Even if you don't go looking for it, you get comments on pitches in India. Before this Test began, in response to a photo of the pitch tweeted by the BCCI, Harbhajan Singh, India's most successful offspinner, tweeted it looked like a two-day-old pitch already, and predicted a finish in three-and-a-half days. With India batting for almost two days, people on Twitter began to ridicule Harbhajan. His response was to wait and watch for the turn, and that he got such turners only twice - Kanpur 2008 and Mumbai 2004 - in his whole career in India. He reckoned his and Anil Kumble's wicket tally would have been "something else" if they got the pitches India have been playing on in the last "four" years.
If this was unsolicited, R Ashwin's first answer at a press conference after completing his 20th five-wicket haul, which bowled New Zealand out for 299, was to mention how difficult a pitch it was. He was asked how important the other bowlers were - Ashwin got six, he ran two batsmen out, and Ravindra Jadeja got two wickets - and he looked bemused. He seemed to stop himself from answering sarcastically lest it be misconstrued, and said, "It was very important. It was a very, very difficult wicket to bowl on. The way Shami and Umesh bowled in the morning, they never let go of the steam. Especially Umesh bowled very quick through the day.
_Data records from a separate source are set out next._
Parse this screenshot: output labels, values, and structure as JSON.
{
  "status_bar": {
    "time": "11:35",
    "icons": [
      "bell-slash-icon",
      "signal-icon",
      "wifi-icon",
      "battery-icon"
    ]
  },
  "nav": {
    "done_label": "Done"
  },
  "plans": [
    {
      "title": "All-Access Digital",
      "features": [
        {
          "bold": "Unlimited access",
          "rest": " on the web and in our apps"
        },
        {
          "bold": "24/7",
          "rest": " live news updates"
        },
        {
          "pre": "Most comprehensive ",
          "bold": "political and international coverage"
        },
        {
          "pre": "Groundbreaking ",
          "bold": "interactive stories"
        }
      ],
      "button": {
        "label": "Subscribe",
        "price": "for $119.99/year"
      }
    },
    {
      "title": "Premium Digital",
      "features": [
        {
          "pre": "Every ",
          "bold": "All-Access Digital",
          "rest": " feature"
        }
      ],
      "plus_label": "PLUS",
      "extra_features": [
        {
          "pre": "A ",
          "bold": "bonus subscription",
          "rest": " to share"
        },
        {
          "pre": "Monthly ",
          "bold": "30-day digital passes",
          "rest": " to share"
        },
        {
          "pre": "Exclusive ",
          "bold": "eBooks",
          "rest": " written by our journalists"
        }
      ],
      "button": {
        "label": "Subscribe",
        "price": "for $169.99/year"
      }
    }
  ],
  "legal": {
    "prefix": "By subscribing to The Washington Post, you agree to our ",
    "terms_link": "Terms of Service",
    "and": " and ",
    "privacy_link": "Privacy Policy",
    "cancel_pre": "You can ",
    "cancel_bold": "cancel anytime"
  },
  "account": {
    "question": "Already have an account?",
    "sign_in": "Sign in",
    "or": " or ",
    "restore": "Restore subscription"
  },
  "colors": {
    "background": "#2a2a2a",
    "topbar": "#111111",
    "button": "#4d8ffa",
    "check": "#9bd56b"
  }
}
Hopefully they can get some good returns in the second innings."
Tom Latham, the only man besides Rohit Sharma to have scored a half-century in each of the Tests, was presented a similar sentiment by a journalist. He was asked if he agreed the pitch didn't offer much turn or didn't crack up. Latham's response was sharp too. "Not sure what game you're watching," Latham retorted. "Certainly starting to turn. Lot of footmarks there. Might not be cracking up so much but there are dust and a lot of footmarks for bowlers to work with. They'll be targeting those in the second innings so got to find a way of rectifying that."
The truth about the pitch might be somewhere in between. It is not the classic Indian pitches that Harbhajan bowled a lot on during his day, but it hasn't turned out to be like Nagpur last year or even Kanpur this year. At the outset this looked a lot like the Kanpur pitch with a lot of cracks and expected to turn sharply from day two. It certainly hasn't because India have now been officially warned for two players - not in the act of bowling - running on the danger zone despite cautionary warnings from the umpires. Latham said it was not something they could worry.
"Out of our hands as players," Latham said. "We've got nothing to do with it, it's up to the umpires. They make the call."
However, it was wicketkeeper BJ Watling, who alerted the umpires just before M Vijay was officially warned for running on the danger area when batting on the third evening. On the second evening, Jadeja's transgression after three warnings - two informal and one official - had resulted in a five-run penalty for India and three demerit points for Jadeja. India didn't contest the charge, and Jadeja stands one demerit point short of being suspended for a Test or two limited-overs internationals.
Latham chose to not get involved when asked if he felt it was deliberate. "It's cricket," he said. "Guys are going to walk on the wicket. We've got a big job to do in the second innings. Going to focus on that."
India clearly feel the pitch needs to deteriorate more, which is one of the reasons why they didn't enforce the follow-on. Let there be more overs on it, let it bake more in the sun, and then give New Zealand somewhere around five sessions to bat to save this Test. Ashwin said they were going to take a call on when to make the declaration in the middle session on day four. He felt the pitch could do with some more wear and tear.
"We're just giving it every chance to wear over the time that we bat on over the next session or two," Ashwin said. "And see how it turns out. But from one side, from the Pavilion End, there is a lot of rough. From the other end it's not spinning a lot. Hopefully it will deteriorate."